Because naive Bayesian classifiers make such stringent assumptions about data, they will generally not perform as well as a more complicated model.
That said, they have several advantages:

- They are extremely fast for both training and prediction
- They provide straightforward probabilistic prediction
- They are often very easily interpretable
- They have very few (if any) tunable parameters

These advantages mean a naive Bayesian classifier is often a good choice as an initial baseline classification.
If it performs suitably, then congratulations: you have a very fast, very interpretable classifier for your problem.
If it does not perform well, then you can begin exploring more sophisticated models, with some baseline knowledge of how well they should perform.

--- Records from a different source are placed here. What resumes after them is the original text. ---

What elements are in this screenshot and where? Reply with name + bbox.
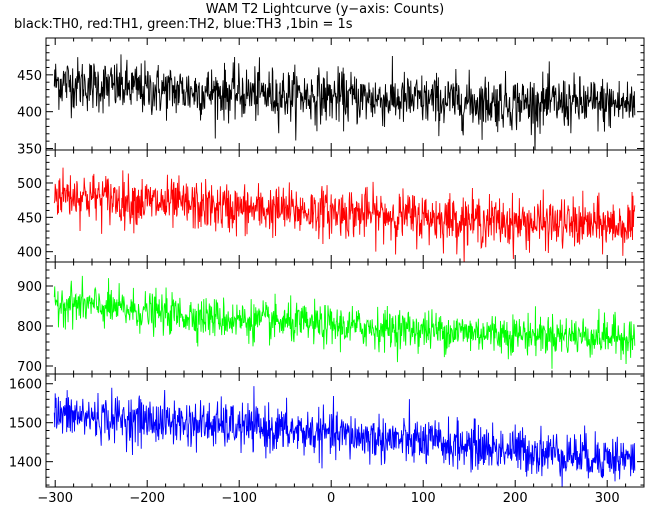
series-line-th3 [53, 386, 636, 487]
panel-frame-th2 [45, 261, 645, 375]
y-tick-label: 350 [17, 143, 42, 158]
y-tick-label: 1500 [9, 417, 42, 432]
x-tick-label: 100 [411, 491, 436, 505]
y-tick-label: 450 [17, 69, 42, 84]
y-tick-label: 400 [17, 246, 42, 261]
x-tick-label: −300 [37, 491, 73, 505]
y-tick-label: 800 [17, 320, 42, 335]
chart-subtitle: black:TH0, red:TH1, green:TH2, blue:TH3 … [14, 17, 353, 32]
x-tick-label: 200 [503, 491, 528, 505]
x-tick-label: −100 [221, 491, 257, 505]
x-tick-label: 300 [595, 491, 620, 505]
x-tick-label: 0 [327, 491, 335, 505]
y-tick-label: 1600 [9, 378, 42, 393]
series-line-th1 [53, 167, 636, 262]
y-tick-label: 450 [17, 211, 42, 226]
x-tick-label: −200 [129, 491, 165, 505]
y-tick-label: 500 [17, 177, 42, 192]
series-line-th2 [53, 275, 636, 369]
y-tick-label: 1400 [9, 456, 42, 471]
y-tick-label: 400 [17, 106, 42, 121]
chart-title: WAM T2 Lightcurve (y−axis: Counts) [205, 2, 445, 17]
y-tick-label: 700 [17, 360, 42, 375]
series-line-th0 [53, 54, 636, 150]
y-tick-label: 900 [17, 280, 42, 295]
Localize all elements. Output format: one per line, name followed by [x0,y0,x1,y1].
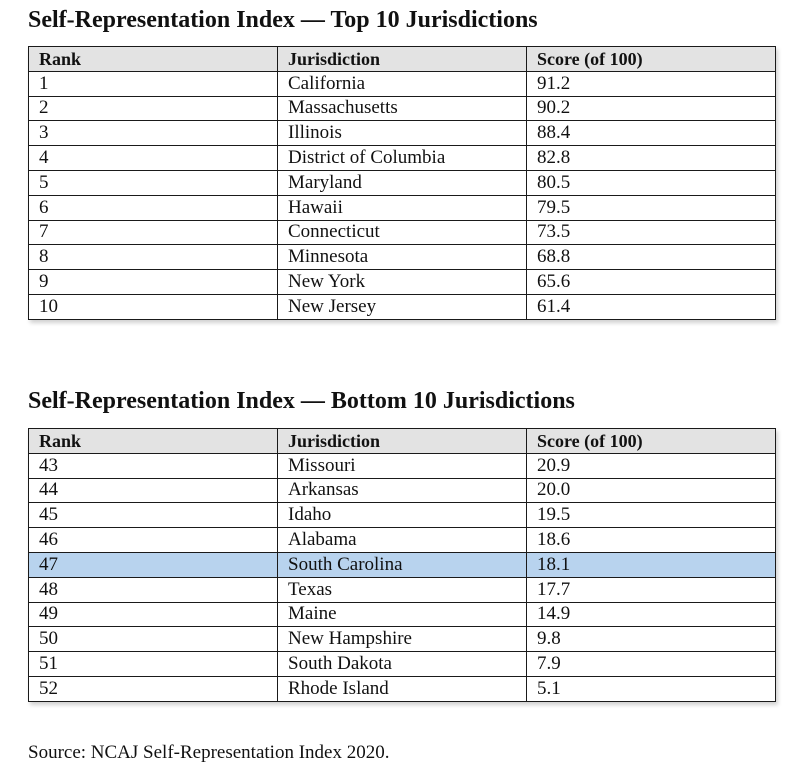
jurisdiction-cell: New York [277,269,527,295]
table-row: 8 Minnesota 68.8 [28,244,776,271]
score-column-header: Score (of 100) [526,428,776,454]
table-row: 3 Illinois 88.4 [28,120,776,147]
rank-column-header: Rank [28,46,278,72]
jurisdiction-cell: Connecticut [277,219,527,246]
rank-cell: 43 [28,452,278,479]
score-cell: 17.7 [526,576,776,603]
table-row: 51 South Dakota 7.9 [28,651,776,677]
table-row: 10 New Jersey 61.4 [28,293,776,320]
score-cell: 88.4 [526,120,776,147]
table-row: 43 Missouri 20.9 [28,452,776,479]
rank-cell: 2 [28,95,278,122]
score-cell: 82.8 [526,145,776,171]
score-cell: 18.1 [526,551,776,578]
jurisdiction-cell: Alabama [277,527,527,553]
source-note: Source: NCAJ Self-Representation Index 2… [28,742,390,763]
top-jurisdictions-table: Rank Jurisdiction Score (of 100) 1 Califo… [28,46,776,320]
score-cell: 18.6 [526,527,776,553]
rank-cell: 44 [28,477,278,504]
top-table-title: Self-Representation Index — Top 10 Juris… [28,7,538,33]
rank-cell: 1 [28,70,278,97]
score-cell: 73.5 [526,219,776,246]
score-column-header: Score (of 100) [526,46,776,72]
jurisdiction-cell: Maryland [277,169,527,196]
jurisdiction-cell: New Jersey [277,293,527,320]
table-header-row: Rank Jurisdiction Score (of 100) [28,46,776,72]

Naive Bayes classifiers tend to perform especially well in one of the following situations:

- When the naive assumptions actually match the data (very rare in practice)
- For very well-separated categories, when model complexity is less important
- For very high-dimensional data, when model complexity is less important

The last two points seem distinct, but they actually are related: as the dimension of a dataset grows, it is much less likely for any two points to be found close together (after all, they must be close in *every single dimension* to be close overall).
This means that clusters in high dimensions tend to be more separated, on average, than clusters in low dimensions, assuming the new dimensions actually add information.
For this reason, simplistic classifiers like naive Bayes tend to work as well or better than more complicated classifiers as the dimensionality grows: once you have enough data, even a simple model can be very powerful.